A renal ultrasound (RUS) is mandatory in suspected renal colic (RC), acute pyelonephritis (AP) and acute renal failure (ARF) in search of hydronephrosis because management would be altered. A review on point-of-care ultrasound (PoCUS) found that sensitivity ranged from 72 to 97% and specificity from 73 to 83% for the presence of hydronephrosis [
3]. Emergency Medicine Societies promote usage of PoCUS in suspected renal colic [
1,
4,
10].
The training of certified Emergency Physicians (EP) with no prior ultrasound (US) experience remains debated. In our institution, such EP participates to a 16-h training program over a 2-day period (USLS-BL1 endorsed by WINFOCUS International). The program includes operation of ultrasound device, interpretation of normal and pathological images to assess hydronephrosis, free peritoneal and pericardial fluid, proximal deep venous thrombosis, pulmonary and first-grade cardiac ultrasound. Approximately half of the time is spent performing imaging under supervision. The aim of this prospective observational survey was to assess the accuracy of renal PoCUS after this course compared with radiologist’s RUS (RRUS) as a gold standard.
Patients and methods
This was a prospective study of a convenience sample of patients with presumed RC, AP or documented ARF. It was undertaken in the ED of a tertiary teaching hospital with an annual census of 75,000 from August 2014 to March 2015. This study was approved by the Ethics Committee of Nantes University Hospital (reference RC15_0443).
The inclusion criteria for patients were a suspected RC, AP or documented ARF in patients older than 18 years of age. Exclusion criteria were pregnancy, RRUS nearly completed, documented end of life precluding further investigation. Patients for whom RRUS was not performed were secondarily excluded.
Participating EP were recruited in our ED. Inclusion criteria were the absence of previous POCUS exposure before participation to our study, in particular, no POCUS course during their medical school nor during their EM residency. They committed themselves to not follow another POCUS training until conclusion of the study.

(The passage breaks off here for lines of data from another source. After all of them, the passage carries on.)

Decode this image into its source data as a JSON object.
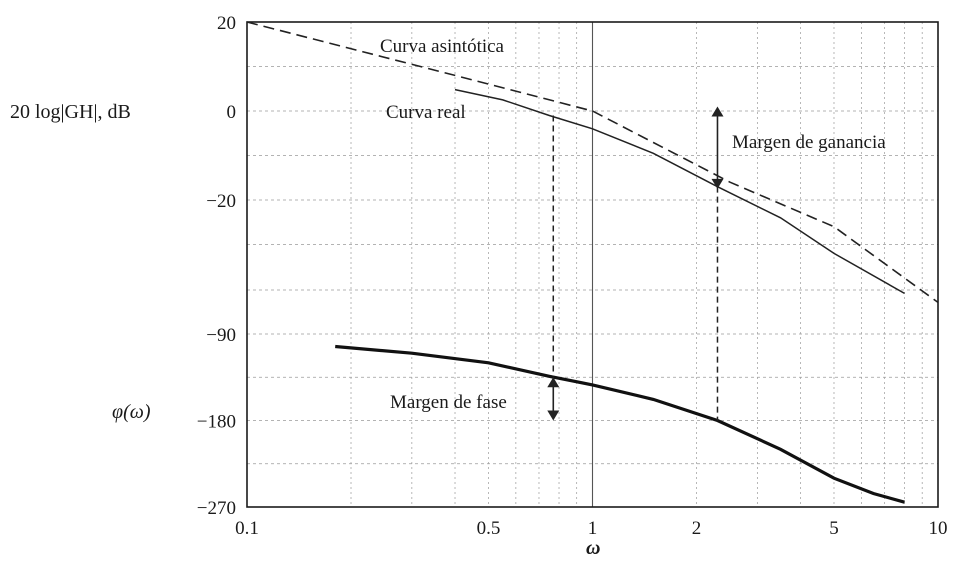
{
  "chart_data": {
    "type": "line",
    "xscale": "log",
    "xlim": [
      0.1,
      10
    ],
    "x_ticks": [
      0.1,
      0.5,
      1,
      2,
      5,
      10
    ],
    "x_tick_labels": [
      "0.1",
      "0.5",
      "1",
      "2",
      "5",
      "10"
    ],
    "xlabel": "ω",
    "left_axis_labels": [
      {
        "text": "20 log|GH|, dB",
        "band": "magnitude"
      },
      {
        "text": "φ(ω)",
        "band": "phase"
      }
    ],
    "magnitude_ticks": [
      {
        "value": 20,
        "label": "20"
      },
      {
        "value": 0,
        "label": "0"
      },
      {
        "value": -20,
        "label": "−20"
      }
    ],
    "phase_ticks": [
      {
        "value": -90,
        "label": "−90"
      },
      {
        "value": -180,
        "label": "−180"
      },
      {
        "value": -270,
        "label": "−270"
      }
    ],
    "series": [
      {
        "name": "Curva asintótica",
        "band": "magnitude",
        "style": "dashed",
        "x": [
          0.1,
          0.4,
          1.0,
          2.5,
          5.0,
          10.0
        ],
        "y": [
          20,
          8,
          0,
          -16,
          -26,
          -43
        ]
      },
      {
        "name": "Curva real",
        "band": "magnitude",
        "style": "solid",
        "x": [
          0.4,
          0.55,
          0.75,
          1.0,
          1.5,
          2.3,
          3.5,
          5.0,
          8.0
        ],
        "y": [
          4.8,
          2.5,
          -1,
          -4,
          -9.5,
          -17,
          -24,
          -32,
          -41
        ]
      },
      {
        "name": "Fase",
        "band": "phase",
        "style": "solid-bold",
        "x": [
          0.18,
          0.3,
          0.5,
          0.75,
          1.0,
          1.5,
          2.3,
          3.5,
          5.0,
          6.5,
          8.0
        ],
        "y": [
          -103,
          -110,
          -120,
          -134,
          -143,
          -158,
          -180,
          -210,
          -240,
          -256,
          -265
        ]
      }
    ],
    "annotations": [
      {
        "text": "Curva asintótica"
      },
      {
        "text": "Curva real"
      },
      {
        "text": "Margen de ganancia",
        "x": 2.3
      },
      {
        "text": "Margen de fase",
        "x": 0.77
      }
    ],
    "grid": true
  }
}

After inclusion, information and consent to participate, a PoCUS was performed. A RRUS was then realized, the radiologist being blind to PoCUS result. Only the RRUS result was used for the management of the patients.
Using a Philips CX50 (Philips, Netherlands) with a 3.5–5 MHz curved array probe, EP obtained images of both kidneys. They completed a reporting form including demographic data, the presence or absence of hydronephrosis for each kidney. It was defined as a dilatation of the collective system. Finally, the difficulty for the PoCUS was assessed.
Formal RRUS was performed by radiologist with usual devices in the radiology department. A report was then filled with the same items.
The objective of this study was to assess the accuracy of renal PoCUS after a brief course compared with radiologist’s RUS (RRUS) as a gold standard. As a part of our policy, computed tomography is not performed in this clinical setting. The main objective was sensitivity and negative predictive value (NPV) of PoCUS. Secondary objectives were concordance explored by Kappa coefficient, specificity, positive predictive value (PPV) and likelihood ratios. The required number of subjects for sensitivity 0.9 with alpha risk 0.05 and beta 0.10 was 38.
Values stored in Microsoft Excel™ were analyzed with Graphpad™. 95% confidence intervals were calculated for sensitivity, specificity, NPV, PPV, likelihood ratios and concordance.